Ce lundi matin, quand je veux me connecter à Effe Bé, mon téléphone portatif, qui n’a pas quitté mon bureau depuis son arrivée à Rouen, refuse de me communiquer le code envoyé par Mark Zuckerberg. Regardant de plus près son écran, je lis en haut à gauche « pas de service ». Bref, il ne fonctionne plus. Que faire ? J’interroge Internet et y lis des choses trop compliquées pour moi.
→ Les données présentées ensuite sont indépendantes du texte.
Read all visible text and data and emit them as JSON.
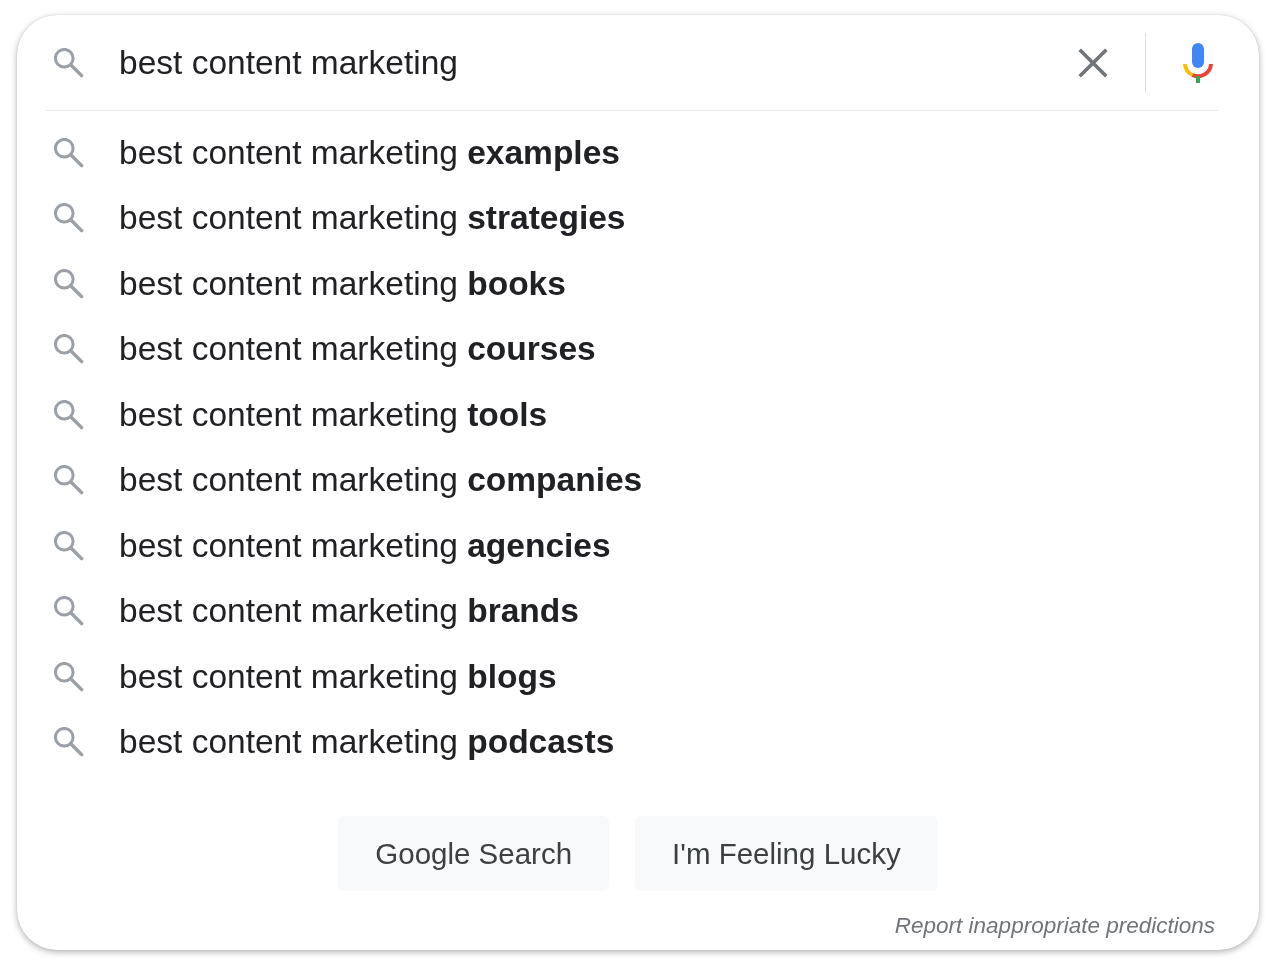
{
  "search": {
    "value": "best content marketing"
  },
  "suggestions": [
    {
      "text": "best content marketing **examples**"
    },
    {
      "text": "best content marketing **strategies**"
    },
    {
      "text": "best content marketing **books**"
    },
    {
      "text": "best content marketing **courses**"
    },
    {
      "text": "best content marketing **tools**"
    },
    {
      "text": "best content marketing **companies**"
    },
    {
      "text": "best content marketing **agencies**"
    },
    {
      "text": "best content marketing **brands**"
    },
    {
      "text": "best content marketing **blogs**"
    },
    {
      "text": "best content marketing **podcasts**"
    }
  ],
  "buttons": [
    "Google Search",
    "I'm Feeling Lucky"
  ],
  "report_link": "Report inappropriate predictions"
}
Aussi, vers neuf heures et demie, je me présente avec l’objet à la boutique de téléphonie Phone Plus, rue des Fossés Louis le Huitième, et explique mon problème à l’aimable dame que j’y trouve. Celle-ci ôte la coque, extrait la carte Sim, la remet dans son logement en me demandant mes codes, et cela remarche.
-Ça arrive parfois, me dit-elle.
Je la remercie et rentre soulagé. Pour combien de temps ? Qu’est-ce que c’est que cette technologie moderne où un problème peut survenir à tout moment ? Imagine-t-on une voiture dont chaque matin on se demanderait si elle va démarrer ou pas ? Désormais, je vais craindre que ce soit à nouveau bloqué et ça me rend malade.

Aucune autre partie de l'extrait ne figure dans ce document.